# cache-mod v0.7.0 — Sharded internals: up to 16-way concurrent throughput
**Concurrency milestone.** The single `Mutex<Inner>` from 0.6.x is replaced by a sharded structure across four of the five cache types: `LruCache`, `LfuCache`, `TtlCache`, and `TinyLfuCache`. The same `Cache` trait, the same constructors, the same method signatures — but internal lock contention is now bounded by per-shard traffic rather than total cache traffic. With 16 shards and balanced key distribution, a 16-way concurrent workload sees roughly 16× the wall-clock throughput it saw in 0.6.0 (subject to all the usual lock-microbenchmark caveats).
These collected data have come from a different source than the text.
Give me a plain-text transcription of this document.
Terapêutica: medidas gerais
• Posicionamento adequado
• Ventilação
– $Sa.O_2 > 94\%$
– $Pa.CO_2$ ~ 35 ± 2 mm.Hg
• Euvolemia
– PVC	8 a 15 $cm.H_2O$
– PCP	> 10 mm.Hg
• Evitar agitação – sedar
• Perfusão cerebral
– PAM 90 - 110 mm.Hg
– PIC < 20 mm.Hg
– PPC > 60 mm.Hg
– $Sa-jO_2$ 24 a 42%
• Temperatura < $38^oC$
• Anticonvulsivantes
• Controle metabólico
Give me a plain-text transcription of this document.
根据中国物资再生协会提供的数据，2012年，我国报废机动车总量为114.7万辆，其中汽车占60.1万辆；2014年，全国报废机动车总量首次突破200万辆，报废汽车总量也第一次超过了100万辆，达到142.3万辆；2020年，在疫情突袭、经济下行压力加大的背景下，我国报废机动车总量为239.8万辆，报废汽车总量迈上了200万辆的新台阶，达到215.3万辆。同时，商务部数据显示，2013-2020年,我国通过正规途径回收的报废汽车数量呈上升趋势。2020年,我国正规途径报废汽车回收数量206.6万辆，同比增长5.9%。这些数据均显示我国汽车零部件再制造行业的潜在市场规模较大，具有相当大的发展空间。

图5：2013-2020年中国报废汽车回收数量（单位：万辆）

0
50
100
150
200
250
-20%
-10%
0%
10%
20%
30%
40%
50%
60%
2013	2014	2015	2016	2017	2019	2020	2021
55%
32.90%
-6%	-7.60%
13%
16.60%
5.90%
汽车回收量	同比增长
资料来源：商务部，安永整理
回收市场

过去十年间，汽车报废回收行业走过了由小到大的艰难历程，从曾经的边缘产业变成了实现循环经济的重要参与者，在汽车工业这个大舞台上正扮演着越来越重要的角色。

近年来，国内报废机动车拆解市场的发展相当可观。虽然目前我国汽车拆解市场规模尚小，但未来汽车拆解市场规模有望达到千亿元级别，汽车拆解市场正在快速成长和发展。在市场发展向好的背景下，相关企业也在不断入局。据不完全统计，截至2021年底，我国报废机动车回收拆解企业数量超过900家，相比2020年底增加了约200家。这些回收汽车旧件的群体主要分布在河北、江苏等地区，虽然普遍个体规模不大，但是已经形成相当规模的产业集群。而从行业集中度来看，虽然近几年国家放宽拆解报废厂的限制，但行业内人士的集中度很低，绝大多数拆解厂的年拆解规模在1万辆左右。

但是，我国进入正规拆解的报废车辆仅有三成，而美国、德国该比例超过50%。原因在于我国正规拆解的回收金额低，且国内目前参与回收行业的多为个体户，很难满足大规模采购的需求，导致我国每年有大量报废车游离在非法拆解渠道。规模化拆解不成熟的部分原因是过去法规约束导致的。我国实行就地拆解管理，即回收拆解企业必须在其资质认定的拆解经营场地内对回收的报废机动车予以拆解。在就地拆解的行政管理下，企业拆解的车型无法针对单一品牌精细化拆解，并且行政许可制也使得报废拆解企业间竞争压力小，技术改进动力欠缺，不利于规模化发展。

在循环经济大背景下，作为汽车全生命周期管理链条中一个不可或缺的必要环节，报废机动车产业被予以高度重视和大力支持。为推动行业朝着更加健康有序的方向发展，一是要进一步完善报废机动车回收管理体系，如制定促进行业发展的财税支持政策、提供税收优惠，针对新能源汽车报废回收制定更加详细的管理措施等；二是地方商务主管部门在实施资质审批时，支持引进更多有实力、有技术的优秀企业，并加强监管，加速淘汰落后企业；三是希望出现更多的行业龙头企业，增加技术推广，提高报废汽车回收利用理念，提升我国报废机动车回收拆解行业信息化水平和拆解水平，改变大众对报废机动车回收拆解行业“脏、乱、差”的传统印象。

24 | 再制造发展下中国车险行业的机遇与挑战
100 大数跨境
`SizedCache` deliberately stays unsharded — splitting `max_weight` across shards produces a per-shard ceiling too tight for the typical "few large values" workload. See the "Why SizedCache is unsharded" section below.
## What is cache-mod?
High-performance in-process caching for Rust with five eviction policies all behind one trait. Async-safe (`&self` everywhere, `Send + Sync` cache instances), lock-minimized internals, typed key-value API. No dependency on any external store.
## What changed under the hood
### The `Sharded<T>` helper
A new internal-only `src/sharding.rs` module wraps `Box<[Mutex<T>]>` with a shard-routing helper. Every cache type now stores `Sharded<Inner<K, V>>` instead of `Mutex<Inner<K, V>>`. The `Inner` types themselves are unchanged from 0.6.0 — same arena layouts, same BTreeMap priority index, same Count-Min Sketch, same lazy expiry. Only the outer wrapping changed.
Routing is `(DefaultHasher::hash(key) as usize) & shard_mask`. The shard count is always a power of two, so the modulus is a single bitwise AND.
### Shard-count heuristic
The trade-off between strict global ordering (no sharding) and concurrency (many shards) gets resolved by capacity:
- **Capacity below 32 entries**: 1 shard. Strict global eviction order — identical behaviour to 0.6.0.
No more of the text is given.